Compare with the XUESHUANTONG model group,
△P<0.05.
As seen from the above table, compound injection is raised ECG ST section and is significantly improved behind the ligation 2h, and compound injection, XUESHUANTONG group are also significantly improved its variation during 6h, and the compound recipe group is better than XUESHUANTONG treatment group (P<0.05) in the improvement of every index.And compound injection also is better than XUESHUANTONG group (P<0.05) aspect the myocardial ischemia scope alleviating.

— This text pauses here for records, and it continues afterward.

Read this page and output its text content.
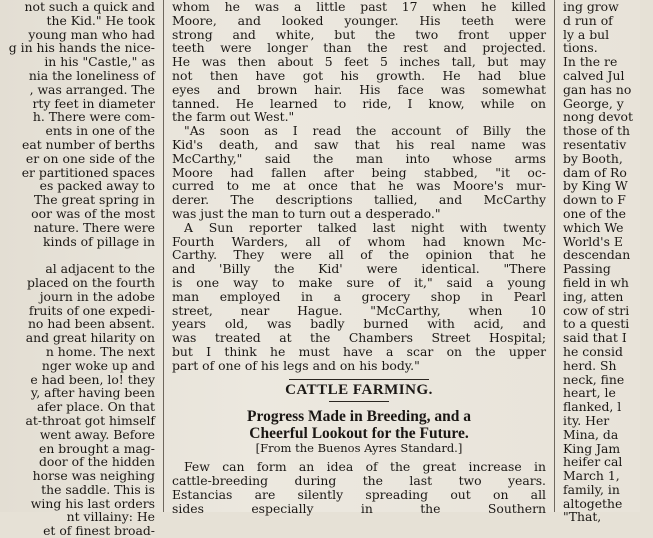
not such a quick and
the Kid." He took
young man who had
g in his hands the nice-
in his "Castle," as
nia the loneliness of
, was arranged. The
rty feet in diameter
h. There were com-
ents in one of the
eat number of berths
er on one side of the
er partitioned spaces
es packed away to
The great spring in
oor was of the most
nature. There were
kinds of pillage in

al adjacent to the
placed on the fourth
journ in the adobe
fruits of one expedi-
no had been absent.
and great hilarity on
n home. The next
nger woke up and
e had been, lo! they
y, after having been
afer place. On that
at-throat got himself
went away. Before
en brought a mag-
door of the hidden
horse was neighing
the saddle. This is
wing his last orders
nt villainy: He
et of finest broad-
whom he was a little past 17 when he killed
Moore, and looked younger. His teeth were
strong and white, but the two front upper
teeth were longer than the rest and projected.
He was then about 5 feet 5 inches tall, but may
not then have got his growth. He had blue
eyes and brown hair. His face was somewhat
tanned. He learned to ride, I know, while on
the farm out West."
"As soon as I read the account of Billy the
Kid's death, and saw that his real name was
McCarthy," said the man into whose arms
Moore had fallen after being stabbed, "it oc-
curred to me at once that he was Moore's mur-
derer. The descriptions tallied, and McCarthy
was just the man to turn out a desperado."
A Sun reporter talked last night with twenty
Fourth Warders, all of whom had known Mc-
Carthy. They were all of the opinion that he
and 'Billy the Kid' were identical. "There
is one way to make sure of it," said a young
man employed in a grocery shop in Pearl
street, near Hague. "McCarthy, when 10
years old, was badly burned with acid, and
was treated at the Chambers Street Hospital;
but I think he must have a scar on the upper
part of one of his legs and on his body."
CATTLE FARMING.
Progress Made in Breeding, and a
Cheerful Lookout for the Future.
[From the Buenos Ayres Standard.]
Few can form an idea of the great increase in
cattle-breeding during the last two years.
Estancias are silently spreading out on all
sides especially in the Southern
ing grow
d run of
ly a bul
tions.
In the re
calved Jul
gan has no
George, y
nong devot
those of th
resentativ
by Booth,
dam of Ro
by King W
down to F
one of the
which We
World's E
descendan
Passing
field in wh
ing, atten
cow of stri
to a questi
said that I
he consid
herd. Sh
neck, fine
heart, le
flanked, l
ity. Her
Mina, da
King Jam
heifer cal
March 1,
family, in
altogethe
"That,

Table 2 compound injection is to the influence of rats with myocardial ischemia lipid peroxidation
Group | ????n | Dosage (mg/kg) | SOD (U/g weight in wet base) | MDA (nmol/g weight in wet base) |
Blank group model group compound injection group XUESHUANTONG group | ????15 ????11 ????15 ????14 | ??- ??- ??100 ??70 | 495.46±14.24 **345.17±13.28 472.74±18.54 **△436.78±16.75 ** | 126.4±16.8 **348.6±14.9 162.7±17.6 **△△206.4±20.4 ** |
Annotate: compare with model group,
*P<0.01,
Compare with the XUESHUANTONG group,
△P<0.05,
△ △P<0.01.
As seen from the above table, compound injection can obviously improve rat heart muscle tissue SOD activity, reduces the level of myocardium MDA, and the prompting compound injection has the rat lipid peroxidation that resists myocardial ischemia to a certain degree, and its effect is better than the XUESHUANTONG ZHUSHEYE group.
In sum, compound injection has protective effect to the Acute Myocardial Ischemia in Rats that the ligation coronary artery is caused.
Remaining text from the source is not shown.